Les syndicats réformistes au bord de la crise de nerfs

CFDT, CFTC et CGC accusent la CGT et FO d’empêcher toute conciliation alors qu’ils ne représentent pas la majorité des salariés.

Une certaine fébrilité a gagné les rangs des syndicats réformistes qui ont négocié la loi travail avec Manuel Valls : ils redoutent une nouvelle modification du texte, voire un retrait, qui les mettrait en complet porte-à-faux. Pas question donc pour la CFDT, la CFTC et la CGC, trois centrales représentatives, de reculer face aux contestataires de FO et, surtout, de la CGT. 

Les trois organisations maintiennent mordicus le principe de la négociation d’entreprise, inscrit dans le désormais fameux article 2 du projet de loi. « Pour la CFDT, l’article 2 ne peut plus changer, c’est l’essence même du texte. La philosophie, c’est de faire confiance au dialogue social de terrain. C’est oui ou c’est non. Si c’est oui, c’est l’article 2 », martèle Véronique Descacq, numéro deux de la centrale. Le président de la CFTC (chrétiens), Philippe Louis, défend aussi la négociation au niveau de l’entreprise : « Ce type d’accord permet d’obtenir de meilleures conditions pour les salariés. Par exemple, chez Zara, les salariées ont obtenu des aides à la garde d’enfant le dimanche qui auraient sans doute été difficiles à obtenir par un accord de branche. »

L’hypothèse d’un renoncement du gouvernement glace d’effroi les réformistes. « S’ils en arrivent là, alors on change de monde. Le pouvoir se soumet à la violence, au chantage, à la censure de la presse », prévient Véronique Descacq. « Si le gouvernement reculait, il donnerait raison aux contestataires, il n’aurait plus aucun pouvoir et toute la famille réformiste serait en danger », renchérit Carole Couvert, présidente de la CGC (cadres), qui achève son mandat de leader syndical cette semaine.

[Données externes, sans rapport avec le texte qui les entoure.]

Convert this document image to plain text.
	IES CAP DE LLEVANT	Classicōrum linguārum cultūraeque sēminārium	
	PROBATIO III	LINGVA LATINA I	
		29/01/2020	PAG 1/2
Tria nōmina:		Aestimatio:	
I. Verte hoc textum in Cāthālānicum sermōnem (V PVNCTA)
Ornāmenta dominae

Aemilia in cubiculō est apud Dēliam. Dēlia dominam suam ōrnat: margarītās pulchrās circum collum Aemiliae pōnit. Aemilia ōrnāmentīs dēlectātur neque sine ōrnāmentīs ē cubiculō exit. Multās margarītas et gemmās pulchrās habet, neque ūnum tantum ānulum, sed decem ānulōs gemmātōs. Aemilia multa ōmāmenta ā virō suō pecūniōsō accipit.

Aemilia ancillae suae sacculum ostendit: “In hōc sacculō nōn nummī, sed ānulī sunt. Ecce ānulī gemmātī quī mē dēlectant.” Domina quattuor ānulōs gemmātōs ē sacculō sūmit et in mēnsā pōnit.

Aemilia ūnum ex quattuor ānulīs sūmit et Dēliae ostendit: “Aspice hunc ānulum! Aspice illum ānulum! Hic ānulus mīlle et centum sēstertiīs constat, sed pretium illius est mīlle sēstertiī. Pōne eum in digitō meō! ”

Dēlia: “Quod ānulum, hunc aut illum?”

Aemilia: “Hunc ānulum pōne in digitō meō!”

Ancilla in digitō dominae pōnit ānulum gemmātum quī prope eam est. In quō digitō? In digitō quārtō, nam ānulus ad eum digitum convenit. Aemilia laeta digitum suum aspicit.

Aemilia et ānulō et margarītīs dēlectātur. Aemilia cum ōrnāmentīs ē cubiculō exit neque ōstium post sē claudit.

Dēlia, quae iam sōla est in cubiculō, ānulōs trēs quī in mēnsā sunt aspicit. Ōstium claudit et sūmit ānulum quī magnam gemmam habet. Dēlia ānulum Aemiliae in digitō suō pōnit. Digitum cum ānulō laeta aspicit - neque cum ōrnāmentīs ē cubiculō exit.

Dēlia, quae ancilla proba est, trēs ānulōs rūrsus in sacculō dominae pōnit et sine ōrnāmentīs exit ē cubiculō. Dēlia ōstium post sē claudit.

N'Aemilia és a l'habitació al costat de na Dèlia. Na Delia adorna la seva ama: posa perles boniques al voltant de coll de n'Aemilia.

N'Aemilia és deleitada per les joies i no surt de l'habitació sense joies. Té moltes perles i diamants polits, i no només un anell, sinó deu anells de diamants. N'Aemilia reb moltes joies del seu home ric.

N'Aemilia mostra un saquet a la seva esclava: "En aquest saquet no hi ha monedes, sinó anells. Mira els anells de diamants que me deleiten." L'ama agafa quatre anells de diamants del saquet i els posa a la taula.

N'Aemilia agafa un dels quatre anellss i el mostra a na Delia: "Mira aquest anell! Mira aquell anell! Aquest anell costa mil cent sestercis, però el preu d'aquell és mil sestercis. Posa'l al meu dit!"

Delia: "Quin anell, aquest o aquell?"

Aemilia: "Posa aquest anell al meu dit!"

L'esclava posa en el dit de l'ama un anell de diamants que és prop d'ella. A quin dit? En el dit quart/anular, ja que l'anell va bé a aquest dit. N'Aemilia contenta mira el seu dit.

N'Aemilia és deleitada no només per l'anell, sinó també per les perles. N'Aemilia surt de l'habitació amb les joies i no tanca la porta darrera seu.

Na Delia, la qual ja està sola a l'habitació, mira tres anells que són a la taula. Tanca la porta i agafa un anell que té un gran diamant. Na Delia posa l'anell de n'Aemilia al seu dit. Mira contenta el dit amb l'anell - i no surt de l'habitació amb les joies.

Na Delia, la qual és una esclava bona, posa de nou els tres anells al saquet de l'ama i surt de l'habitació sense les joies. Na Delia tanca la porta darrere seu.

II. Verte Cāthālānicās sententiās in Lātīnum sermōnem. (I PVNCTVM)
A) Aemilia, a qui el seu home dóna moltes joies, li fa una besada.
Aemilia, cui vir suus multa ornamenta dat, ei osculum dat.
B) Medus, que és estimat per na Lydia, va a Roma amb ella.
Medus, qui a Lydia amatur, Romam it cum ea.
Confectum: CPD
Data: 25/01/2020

« Les contestataires sont minoritaires »

Tous s’en prennent à la CGT. « Tout le monde dit qu’il faut discuter mais la discussion a déjà eu lieu et la CGT n’est pas venue aux derniers rendez-vous », observe un réformiste, qui ajoute : « Les contestataires, on sait qu’ils sont minoritaires. » « La CGT a voulu la réforme de la représentativité sociale : elle pèse 49 % avec Force ouvrière, nous pesons 51 %. La démocratie, ce n’est pas le pouvoir de la nuisance dans la rue », clame Louis (CFTC).

Au Medef, où l’on soutenait la première version du texte, on craint que le gouvernement ne complique encore la législation. L’ex-présidente de l’organisation patronale, Laurence Parisot, a lancé un appel à renégocier au nom de la paix sociale

Laurent Berger : « Si l’extrême droite avait empêché la parution des journaux, nous serions un million dans la rue »

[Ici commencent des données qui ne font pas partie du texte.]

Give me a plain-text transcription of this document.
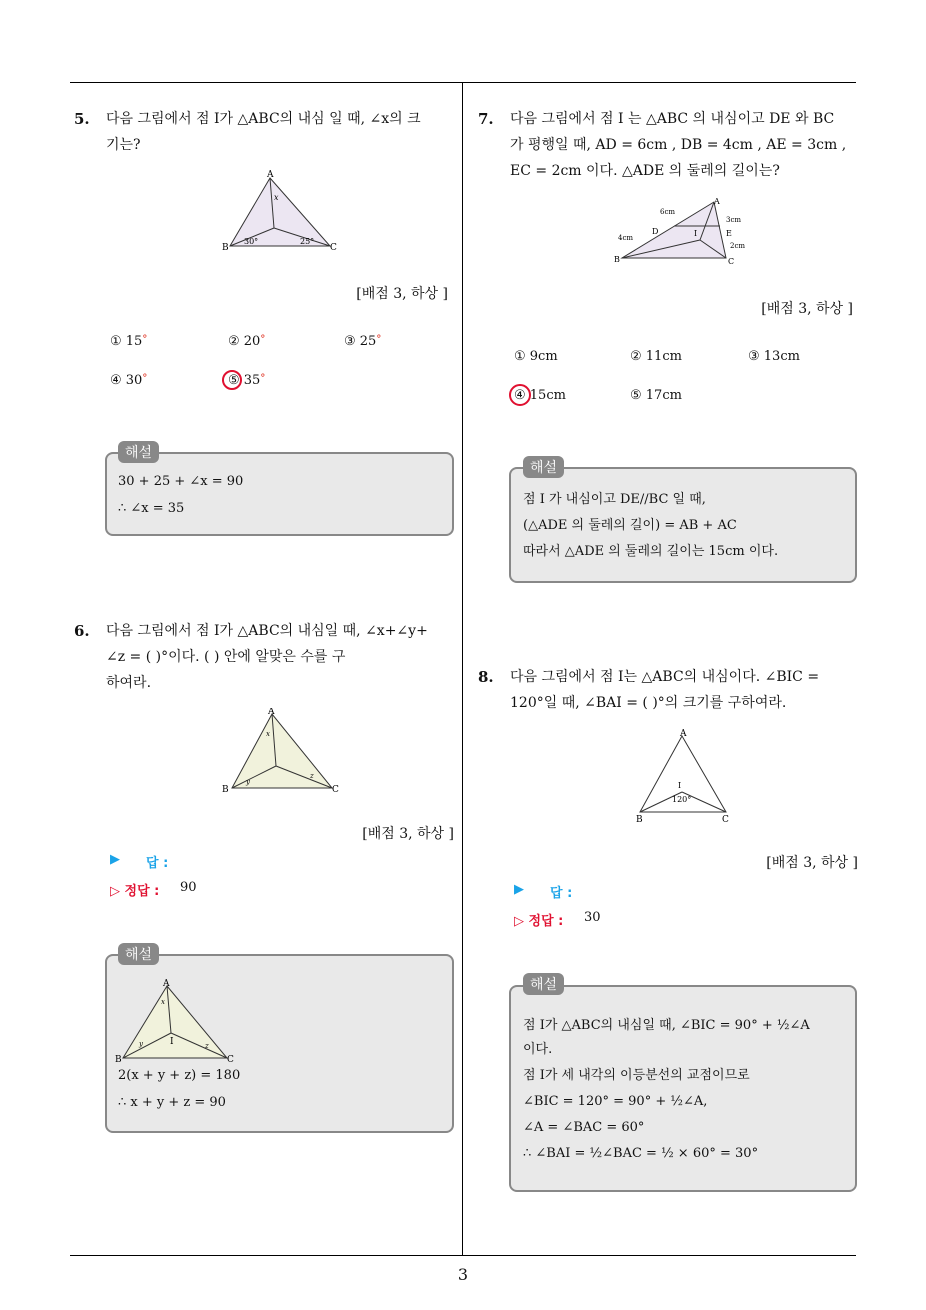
3
5. 다음 그림에서 점 I가 △ABC의 내심 일 때, ∠x의 크
기는?
A
B	C
x
30°	25°
[배점 3, 하상 ]
① 15°	② 20°	③ 25°
④ 30°	⑤ 35°
해설
30 + 25 + ∠x = 90
∴ ∠x = 35
6. 다음 그림에서 점 I가 △ABC의 내심일 때, ∠x+∠y+
∠z = ( )°이다. ( ) 안에 알맞은 수를 구
하여라.
A
B	C
x
y
z
[배점 3, 하상 ]
▶ 답 :
▷ 정답 : 90
해설
A
B	C
I
x
y	z
2(x + y + z) = 180
∴ x + y + z = 90
7. 다음 그림에서 점 I 는 △ABC 의 내심이고 DE 와 BC
가 평행일 때, AD = 6cm , DB = 4cm , AE = 3cm ,
EC = 2cm 이다. △ADE 의 둘레의 길이는?
A
B	C
D	E
I
6cm
4cm
3cm
2cm
[배점 3, 하상 ]
① 9cm	② 11cm	③ 13cm
④ 15cm	⑤ 17cm
해설
점 I 가 내심이고 DE//BC 일 때,
(△ADE 의 둘레의 길이) = AB + AC
따라서 △ADE 의 둘레의 길이는 15cm 이다.
8. 다음 그림에서 점 I는 △ABC의 내심이다. ∠BIC =
120°일 때, ∠BAI = ( )°의 크기를 구하여라.
A
B	C
I
120°
[배점 3, 하상 ]
▶ 답 :
▷ 정답 : 30
해설
점 I가 △ABC의 내심일 때, ∠BIC = 90° + ½∠A
이다.
점 I가 세 내각의 이등분선의 교점이므로
∠BIC = 120° = 90° + ½∠A,
∠A = ∠BAC = 60°
∴ ∠BAI = ½∠BAC = ½ × 60° = 30°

Le mouvement contre la loi Travail a démarré il y a 88 jours. Pourquoi ce conflit n’est-il toujours pas terminé selon vous?
Il y a deux causes principales. Le premier projet du gouvernement était inacceptable, il a été vécu comme punitif. Ce ressenti très négatif a perduré alors que le texte a largement évolué en faveur des salariés, grâce à notre action. L’autre raison, ce sont les postures. Nous assistons à un jeu de rôles où chacun prétend montrer ses muscles. Il y a d’un côté un gouvernement en difficulté et de l’autre une organisation syndicale qui a voulu refaire son unité. Voilà peut-être l’explication.

Comment en sortir?
C’est difficile à dire. Je constate que les blocages viennent de salariés et d’agents qui ne sont pas concernés par le projet de loi. Il ne faut non plus pas accepter la dérive des mouvements d’extrême-gauche, qui saccagent des locaux de la CFDT ou insultent des salariés. Il faut faire attention, poser les limites, on ne pas tout tolérer. Si un mouvement d’extrême-droite avait empêché la parution des journaux, nous aurions été un million dans la rue à défiler contre le fascisme.